Dün saatlerce sağanak halinde yağan yağmur şafak sökmeye başlarken bir anda durdu. Ne zaman uyuduğumu hatırlamıyorum, şiddetli yağmur sesini dinlerken uyuyakalmış olmalıyım. Uyuduğum süre içinde bir şeyler kaçırmışçasına telaşlıyım. Neyse ki çok da uyumadan uyandım. Sokaklar henüz boş, hiç ses yok, güneş yeni doğuyor. Bense inanılmaz bir boşluk içindeyim. Neden uyuyamadım? Bilmiyorum, tıpkı şu an neden uyandığımı ve ne yapacağımı bilmediğim gibi.


Zihnim olabildiğince açık. Her an işlemeye hazır olan makine gibi büyük bir iştahla bekliyor.
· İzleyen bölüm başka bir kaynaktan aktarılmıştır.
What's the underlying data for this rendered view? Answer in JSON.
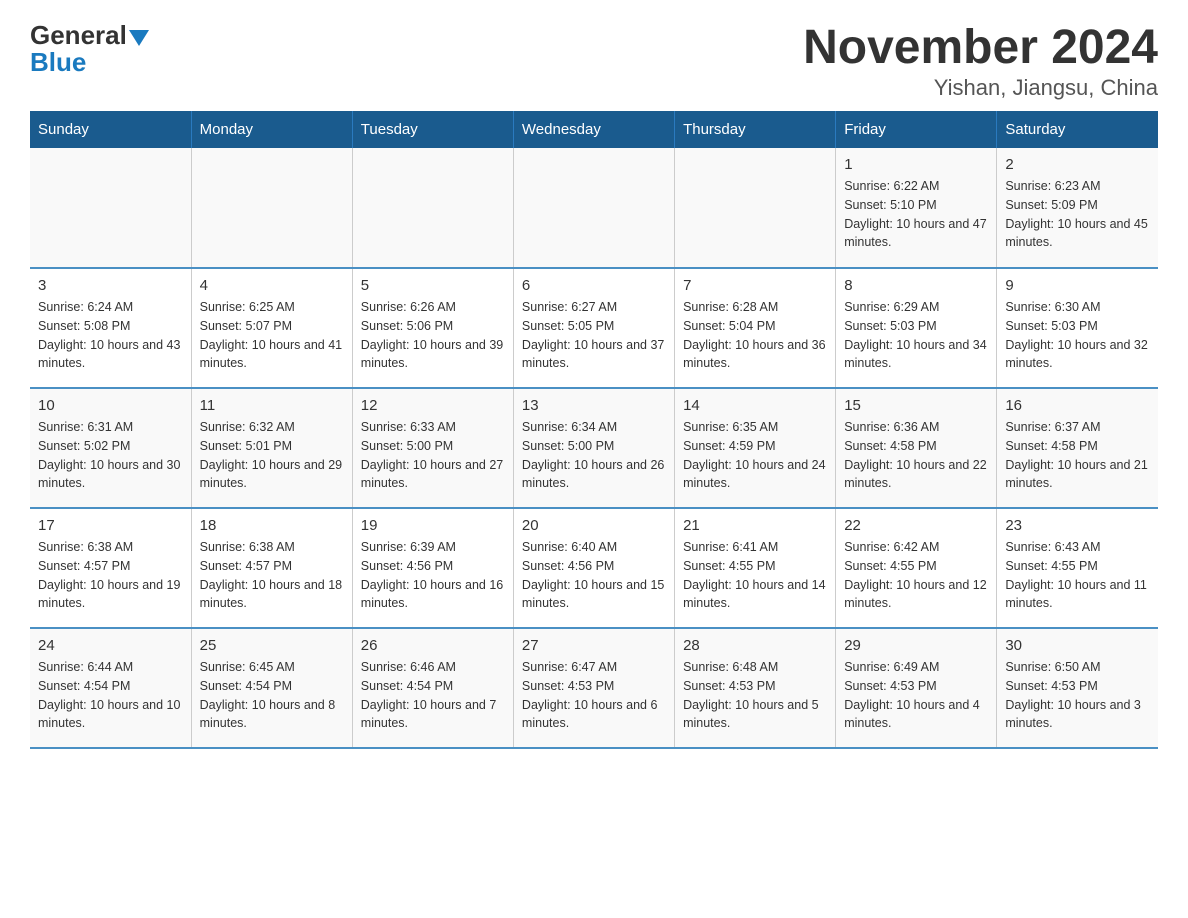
{
  "header": {
    "logo_general": "General",
    "logo_blue": "Blue",
    "title": "November 2024",
    "subtitle": "Yishan, Jiangsu, China"
  },
  "days_of_week": [
    "Sunday",
    "Monday",
    "Tuesday",
    "Wednesday",
    "Thursday",
    "Friday",
    "Saturday"
  ],
  "weeks": [
    [
      {
        "day": "",
        "info": ""
      },
      {
        "day": "",
        "info": ""
      },
      {
        "day": "",
        "info": ""
      },
      {
        "day": "",
        "info": ""
      },
      {
        "day": "",
        "info": ""
      },
      {
        "day": "1",
        "info": "Sunrise: 6:22 AM\nSunset: 5:10 PM\nDaylight: 10 hours and 47 minutes."
      },
      {
        "day": "2",
        "info": "Sunrise: 6:23 AM\nSunset: 5:09 PM\nDaylight: 10 hours and 45 minutes."
      }
    ],
    [
      {
        "day": "3",
        "info": "Sunrise: 6:24 AM\nSunset: 5:08 PM\nDaylight: 10 hours and 43 minutes."
      },
      {
        "day": "4",
        "info": "Sunrise: 6:25 AM\nSunset: 5:07 PM\nDaylight: 10 hours and 41 minutes."
      },
      {
        "day": "5",
        "info": "Sunrise: 6:26 AM\nSunset: 5:06 PM\nDaylight: 10 hours and 39 minutes."
      },
      {
        "day": "6",
        "info": "Sunrise: 6:27 AM\nSunset: 5:05 PM\nDaylight: 10 hours and 37 minutes."
      },
      {
        "day": "7",
        "info": "Sunrise: 6:28 AM\nSunset: 5:04 PM\nDaylight: 10 hours and 36 minutes."
      },
      {
        "day": "8",
        "info": "Sunrise: 6:29 AM\nSunset: 5:03 PM\nDaylight: 10 hours and 34 minutes."
      },
      {
        "day": "9",
        "info": "Sunrise: 6:30 AM\nSunset: 5:03 PM\nDaylight: 10 hours and 32 minutes."
      }
    ],
    [
      {
        "day": "10",
        "info": "Sunrise: 6:31 AM\nSunset: 5:02 PM\nDaylight: 10 hours and 30 minutes."
      },
      {
        "day": "11",
        "info": "Sunrise: 6:32 AM\nSunset: 5:01 PM\nDaylight: 10 hours and 29 minutes."
      },
      {
        "day": "12",
        "info": "Sunrise: 6:33 AM\nSunset: 5:00 PM\nDaylight: 10 hours and 27 minutes."
      },
      {
        "day": "13",
        "info": "Sunrise: 6:34 AM\nSunset: 5:00 PM\nDaylight: 10 hours and 26 minutes."
      },
      {
        "day": "14",
        "info": "Sunrise: 6:35 AM\nSunset: 4:59 PM\nDaylight: 10 hours and 24 minutes."
      },
      {
        "day": "15",
        "info": "Sunrise: 6:36 AM\nSunset: 4:58 PM\nDaylight: 10 hours and 22 minutes."
      },
      {
        "day": "16",
        "info": "Sunrise: 6:37 AM\nSunset: 4:58 PM\nDaylight: 10 hours and 21 minutes."
      }
    ],
    [
      {
        "day": "17",
        "info": "Sunrise: 6:38 AM\nSunset: 4:57 PM\nDaylight: 10 hours and 19 minutes."
      },
      {
        "day": "18",
        "info": "Sunrise: 6:38 AM\nSunset: 4:57 PM\nDaylight: 10 hours and 18 minutes."
      },
      {
        "day": "19",
        "info": "Sunrise: 6:39 AM\nSunset: 4:56 PM\nDaylight: 10 hours and 16 minutes."
      },
      {
        "day": "20",
        "info": "Sunrise: 6:40 AM\nSunset: 4:56 PM\nDaylight: 10 hours and 15 minutes."
      },
      {
        "day": "21",
        "info": "Sunrise: 6:41 AM\nSunset: 4:55 PM\nDaylight: 10 hours and 14 minutes."
      },
      {
        "day": "22",
        "info": "Sunrise: 6:42 AM\nSunset: 4:55 PM\nDaylight: 10 hours and 12 minutes."
      },
      {
        "day": "23",
        "info": "Sunrise: 6:43 AM\nSunset: 4:55 PM\nDaylight: 10 hours and 11 minutes."
      }
    ],
    [
      {
        "day": "24",
        "info": "Sunrise: 6:44 AM\nSunset: 4:54 PM\nDaylight: 10 hours and 10 minutes."
      },
      {
        "day": "25",
        "info": "Sunrise: 6:45 AM\nSunset: 4:54 PM\nDaylight: 10 hours and 8 minutes."
      },
      {
        "day": "26",
        "info": "Sunrise: 6:46 AM\nSunset: 4:54 PM\nDaylight: 10 hours and 7 minutes."
      },
      {
        "day": "27",
        "info": "Sunrise: 6:47 AM\nSunset: 4:53 PM\nDaylight: 10 hours and 6 minutes."
      },
      {
        "day": "28",
        "info": "Sunrise: 6:48 AM\nSunset: 4:53 PM\nDaylight: 10 hours and 5 minutes."
      },
      {
        "day": "29",
        "info": "Sunrise: 6:49 AM\nSunset: 4:53 PM\nDaylight: 10 hours and 4 minutes."
      },
      {
        "day": "30",
        "info": "Sunrise: 6:50 AM\nSunset: 4:53 PM\nDaylight: 10 hours and 3 minutes."
      }
    ]
  ]
}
Fakat yine de kendine meydan okurmuşçasına duru, tek bir kelime, tek bir hece bile geçmiyor aklımdan. Bu sessizliğin bozulması lazımdı, zorlama da olsa “yeni bir gün” diye mırıldandım. Aniden yüzüm düştü.


Elimi yüzümü yıkamak için gittiğim tuvalette, bir an kendimi göreceğim umuduyla aynaya baktım. Aynada yansıyan ışık gözümü aldı, şu lanet olası lambayı değiştirmek lazım artık. Sanki amacı odayı aydınlatmak değil de, aydınlatıyormuş gibi yapıp umut vermek!


Cama bir yumruk attı ve kırdı. Yere düşen büyükçe bir cam parçasıyla önce hızlı hızlı küçük kesikler attı kendine, sonraysa büyük bir şiddetle bileklerini hedef aldı. Baktığı ayna inatla ona kendini göstermiyordu, artık kana bulanmıştı çünkü. Işığın yansımasıyla parlayan kanı izledi. Zihni açık değildi artık, aklından tek bir kelime, tek bir hece dahi geçmiyordu.